First though, Moshi Moshi labelmates Summer Camp warmed up a horribly cold and rainy night. Not in fact a seven-piece Swedish twee-pop band as they first claimed to be, Summer Camp are actually Transgressive troubadour Jeremy Warmsley and his other half, the editor of Platform magazine, Elizabeth Sankey. It’s easy to be cynical when a music journalist forms a band, but Summer Camp are undeniably brilliant – their 20 minute set bounces along irresistibly, with songs that sound immediately accessible and addictive. If Was It Worth It, It’s Summer and especially Ghost Train aren’t cult favourites by the end of the year, then there really will be no justice. Welcome to your new favourite band.
Veronica Falls are almost as impressive – scuzzy, fuzzy jangly pop shot through with some sweet boy/girl harmonies. For a new band, they sound astonishingly muscular and confident, and in frontwoman Roxanne Clifford, they may well have unearthed one of the stars of 2011. Both Starry Eyed and Stephen make an impression, but it’s Found Love In A Graveyard that marks out them out as something special.
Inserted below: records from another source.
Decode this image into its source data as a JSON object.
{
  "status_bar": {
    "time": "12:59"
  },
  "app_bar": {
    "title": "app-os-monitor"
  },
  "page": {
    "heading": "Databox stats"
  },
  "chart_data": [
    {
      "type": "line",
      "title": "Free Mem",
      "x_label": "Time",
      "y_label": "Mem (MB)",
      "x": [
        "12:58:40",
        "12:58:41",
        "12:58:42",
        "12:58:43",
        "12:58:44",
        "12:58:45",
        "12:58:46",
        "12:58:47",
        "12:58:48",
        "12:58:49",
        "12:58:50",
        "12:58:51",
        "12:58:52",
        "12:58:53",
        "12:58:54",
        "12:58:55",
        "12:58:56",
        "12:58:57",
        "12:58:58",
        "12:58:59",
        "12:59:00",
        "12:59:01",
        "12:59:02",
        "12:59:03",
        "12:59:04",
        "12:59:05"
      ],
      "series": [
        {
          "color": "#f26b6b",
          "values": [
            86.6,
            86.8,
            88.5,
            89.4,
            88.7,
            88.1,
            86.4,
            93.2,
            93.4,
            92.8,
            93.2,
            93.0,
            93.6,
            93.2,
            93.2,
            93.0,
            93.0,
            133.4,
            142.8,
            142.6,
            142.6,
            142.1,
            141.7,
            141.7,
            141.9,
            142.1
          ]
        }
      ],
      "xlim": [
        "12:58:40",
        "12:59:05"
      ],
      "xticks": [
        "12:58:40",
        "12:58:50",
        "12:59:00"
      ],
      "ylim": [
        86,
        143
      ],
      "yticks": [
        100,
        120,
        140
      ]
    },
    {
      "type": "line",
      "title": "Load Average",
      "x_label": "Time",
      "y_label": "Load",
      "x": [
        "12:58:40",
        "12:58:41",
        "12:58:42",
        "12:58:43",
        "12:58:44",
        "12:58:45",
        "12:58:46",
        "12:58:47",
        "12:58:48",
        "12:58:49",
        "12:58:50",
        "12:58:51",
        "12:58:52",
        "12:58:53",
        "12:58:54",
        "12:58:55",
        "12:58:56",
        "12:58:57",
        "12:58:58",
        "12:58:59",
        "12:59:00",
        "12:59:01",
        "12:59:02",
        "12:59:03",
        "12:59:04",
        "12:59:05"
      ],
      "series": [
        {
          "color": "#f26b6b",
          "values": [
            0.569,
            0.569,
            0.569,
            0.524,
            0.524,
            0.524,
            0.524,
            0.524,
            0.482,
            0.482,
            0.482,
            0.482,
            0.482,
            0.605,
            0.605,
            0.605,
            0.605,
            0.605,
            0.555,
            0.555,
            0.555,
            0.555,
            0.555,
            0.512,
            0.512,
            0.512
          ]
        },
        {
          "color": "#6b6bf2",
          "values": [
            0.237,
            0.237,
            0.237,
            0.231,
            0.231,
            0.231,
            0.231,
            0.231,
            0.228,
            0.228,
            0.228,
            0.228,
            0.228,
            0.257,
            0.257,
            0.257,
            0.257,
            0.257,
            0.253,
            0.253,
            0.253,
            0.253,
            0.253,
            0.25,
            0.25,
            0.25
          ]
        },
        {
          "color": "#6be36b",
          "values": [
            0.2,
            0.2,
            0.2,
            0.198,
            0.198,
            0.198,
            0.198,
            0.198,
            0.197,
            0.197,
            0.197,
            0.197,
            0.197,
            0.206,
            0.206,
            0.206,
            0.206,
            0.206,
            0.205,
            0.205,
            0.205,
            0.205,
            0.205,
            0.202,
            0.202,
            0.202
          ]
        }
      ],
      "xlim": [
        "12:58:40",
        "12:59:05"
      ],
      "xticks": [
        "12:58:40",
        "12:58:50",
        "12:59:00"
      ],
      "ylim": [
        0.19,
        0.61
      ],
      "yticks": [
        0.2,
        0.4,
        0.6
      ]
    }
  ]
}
The size of KOKO means that it’s impossible for Slow Club to perform their usual entrance – the acoustic version of Wild Blue Milk sang by Rebecca and Charles right in the middle of the audience. Instead, they rushed onto stage, augmented by Warmsley on bass and drummer Matt Ingram and burst into a brand new song – sounding as charmingly chaotic and melodic as ever.
Early signs were that the nerves may have kicked in, with an unusual lack of audience interaction at first, but once the opening lines of Our Most Brilliant Friends were sung along to by the crowd, things settled down. Highlights from Yeah So – ranging from the exhilarating double-whammy of Trophy Room and Because We’re Dead and the hauntingly beautiful renditions of There’s No Good Way To Say I’m Leaving You and Rebecca’s solo Sorry About The Doom – rubbed shoulders with new songs that hinted that Slow Club’s second album could really be something particularly special.
Although this was the duo’s biggest headlining show ever, there was still a lovely intimate air to proceedings – that unmiked rendition of Wild Blue Milk survived, but this time performed right on the front of the stage, and Rebecca’s between-song chat covered such topics as why Alexandra Burke‘s Bad Boys is “the best single of 2009, bar none” and a truly terrible joke about cheese, all the while receiving declarations of love from the audience (“everybody loves Rebecca….nobody ever tells me they love me” grumbled Charles at one point).
Finishing with possibly their most popular song, Christmas TV (“I suppose we’d better play that bloody Christmas song, hadn’t we?” said Rebecca), unmiked and performed at the front of stage, with seemingly the entire capacity of KOKO on backing vocals, it was a typically glorious Slow Club gig – and heartening proof that no matter how big the venues become, the atmosphere remains cosy. In fact, they could probably make Wembley Stadium seem like your front room.